Ja, uns war klar, dass Google und Facebook keine Menschenfreunde sind, die Seiten aus reiner Nächstenliebe betreiben. Aber das Ausmaß des Problems haben wir bestenfalls geahnt. Und Edward Snowden hat sein persönliches Leben aufgegeben, um uns davon zu erzählen. Snowden wusste, was vor sich geht. Snowden hat für die NSA gearbeitet und für sich entschieden, dass er das was geschieht nicht länger für sich behalten kann.

Ob Snowden seine Heimat, seine Familie und Freunde jemals wiedersieht, ist ungewiss. Wohl eher nicht. Aber er war auch nicht der Erste: Noch immer, mittlerweile 3 Jahre, sitzt Bradley Manning unter unmenschlichen Bedingungen in einem Gefängnis in den USA, isoliert von der Aussenwelt. Sein Prozess vor einem Militärtribunal hat am 03. Juni diesen Jahres begonnen. Niemand zweifelt wirklich daran, dass das Verfahren mit einem Schuldspruch enden wird. Er wird das Gefängnis erst nach vielen Jahren wieder verlassen. Wenn überhaupt.

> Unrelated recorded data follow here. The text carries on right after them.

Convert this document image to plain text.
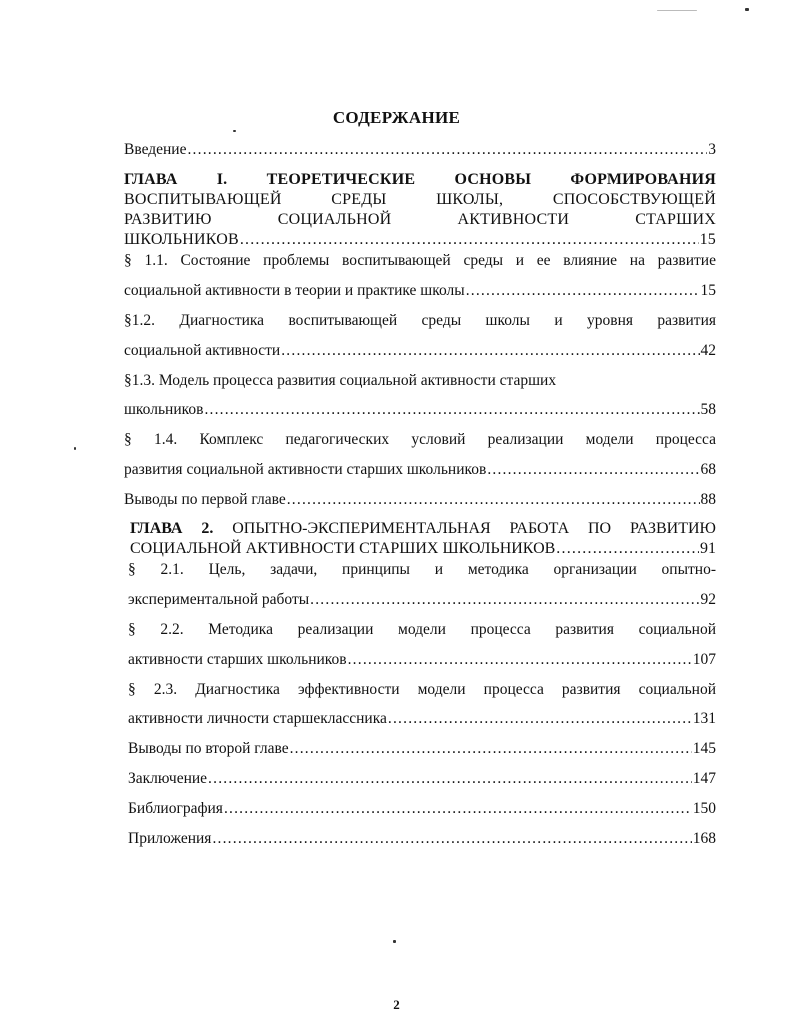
СОДЕРЖАНИЕ
Введение .....	3
ГЛАВА І. ТЕОРЕТИЧЕСКИЕ ОСНОВЫ ФОРМИРОВАНИЯ
ВОСПИТЫВАЮЩЕЙ СРЕДЫ ШКОЛЫ, СПОСОБСТВУЮЩЕЙ
РАЗВИТИЮ СОЦИАЛЬНОЙ АКТИВНОСТИ СТАРШИХ
ШКОЛЬНИКОВ .....	15
§ 1.1. Состояние проблемы воспитывающей среды и ее влияние на развитие
социальной активности в теории и практике школы .....	15
§1.2. Диагностика воспитывающей среды школы и уровня развития
социальной активности .....	42
§1.3. Модель процесса развития социальной активности старших
школьников .....	58
§ 1.4. Комплекс педагогических условий реализации модели процесса
развития социальной активности старших школьников .....	68
Выводы по первой главе .....	88
ГЛАВА 2. ОПЫТНО-ЭКСПЕРИМЕНТАЛЬНАЯ РАБОТА ПО РАЗВИТИЮ
СОЦИАЛЬНОЙ АКТИВНОСТИ СТАРШИХ ШКОЛЬНИКОВ .....	91
§ 2.1. Цель, задачи, принципы и методика организации опытно-
экспериментальной работы .....	92
§ 2.2. Методика реализации модели процесса развития социальной
активности старших школьников .....	107
§ 2.3. Диагностика эффективности модели процесса развития социальной
активности личности старшеклассника .....	131
Выводы по второй главе .....	145
Заключение .....	147
Библиография .....	150
Приложения .....	168
2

Wir reden hier nicht von einer Bananenrepublik in der das passiert. Es ist ein „zivilisiertes“ Land mit einer ordentlichen, demokratisch gewählten Regierung. Und einem Präsidenten, der angetreten ist, alles besser zu machen: Barack Obama, Empfänger des Friedensnobelpreises 2009, der Guantanamo Bay schließen wollte und sich theoretisch für die Wahrung der Menschenrechte einsetzt.

Ich war eine von VIELEN, die sich nach seiner Wahl einen Keks gefreut haben. Ich habe an die Veränderung geglaubt, obwohl ich den Glauben an Politik eigentlich schon verloren hatte. Ich dachte:“Jetzt tut sich was!“.

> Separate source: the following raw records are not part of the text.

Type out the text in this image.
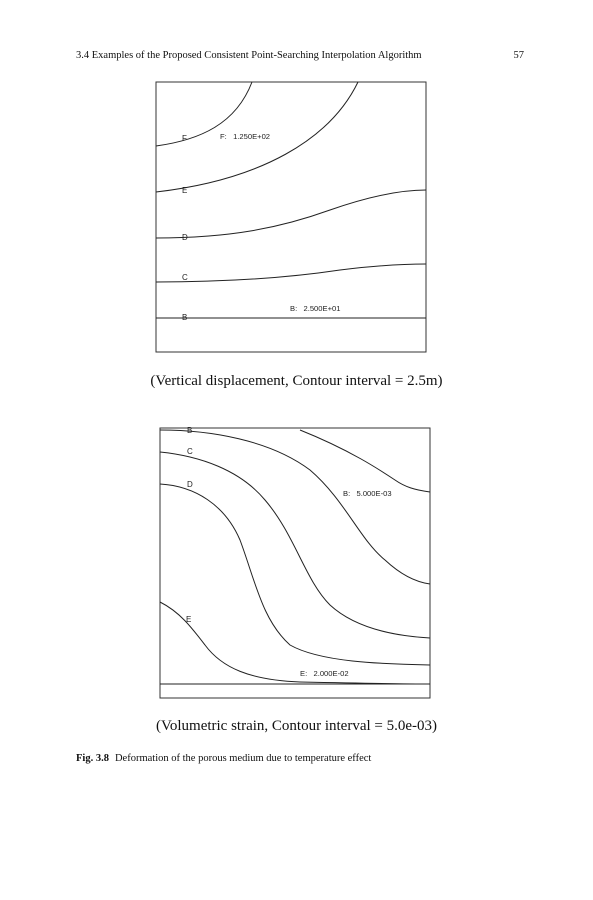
3.4 Examples of the Proposed Consistent Point-Searching Interpolation Algorithm	57
F
E
D
C
B
F:   1.250E+02
B:   2.500E+01
(Vertical displacement, Contour interval = 2.5m)
B
C
D
E
B:   5.000E-03
E:   2.000E-02
(Volumetric strain, Contour interval = 5.0e-03)
Fig. 3.8 Deformation of the porous medium due to temperature effect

Und es hat sich einiges getan:

Das Drohnenprogramm der CIA wurde massiv ausgebaut. Dabei wurden allein in Pakistan zwischen 2000 – 3000 Menschen ermordet.

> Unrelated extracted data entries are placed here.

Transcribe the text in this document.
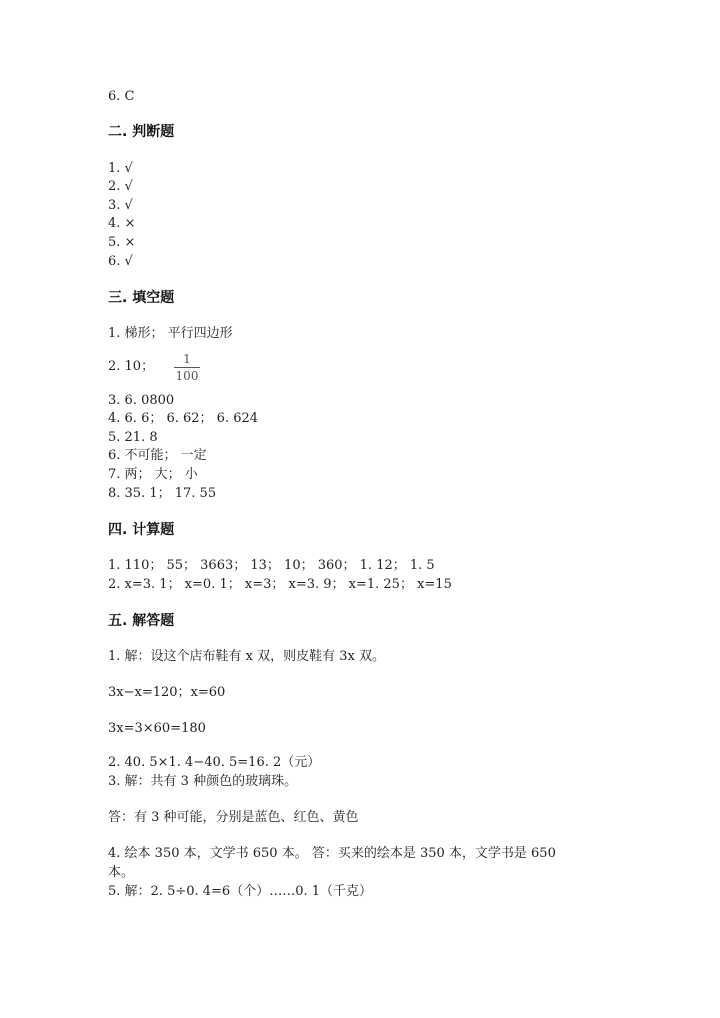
6. C
二. 判断题
1. √
2. √
3. √
4. ×
5. ×
6. √
三. 填空题
1. 梯形； 平行四边形
2. 10；	1
100
3. 6. 0800
4. 6. 6； 6. 62； 6. 624
5. 21. 8
6. 不可能； 一定
7. 两； 大； 小
8. 35. 1； 17. 55
四. 计算题
1. 110； 55； 3663； 13； 10； 360； 1. 12； 1. 5
2. x=3. 1； x=0. 1； x=3； x=3. 9； x=1. 25； x=15
五. 解答题
1. 解：设这个店布鞋有 x 双，则皮鞋有 3x 双。
3x−x=120；x=60
3x=3×60=180
2. 40. 5×1. 4−40. 5=16. 2（元）
3. 解：共有 3 种颜色的玻璃珠。
答：有 3 种可能，分别是蓝色、红色、黄色
4. 绘本 350 本，文学书 650 本。 答：买来的绘本是 350 本，文学书是 650
本。
5. 解：2. 5÷0. 4=6（个）……0. 1（千克）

Es wurden Journalisten und Zivilisten in Krisengebieten getötet. Kein Unfall.

Weil Bradley Manning das nicht mehr schweigend hinnehmen wollte, sitzt er seit 1122 Tagen in Haft.

Die Überwachung von Privatpersonen durch Institutionen wie die NSA wird quasi täglich erweitert.

Weil Edward Snowden dazu nicht mehr schweigen wollte, wird er seine Familie vermutlich niemals wiedersehen.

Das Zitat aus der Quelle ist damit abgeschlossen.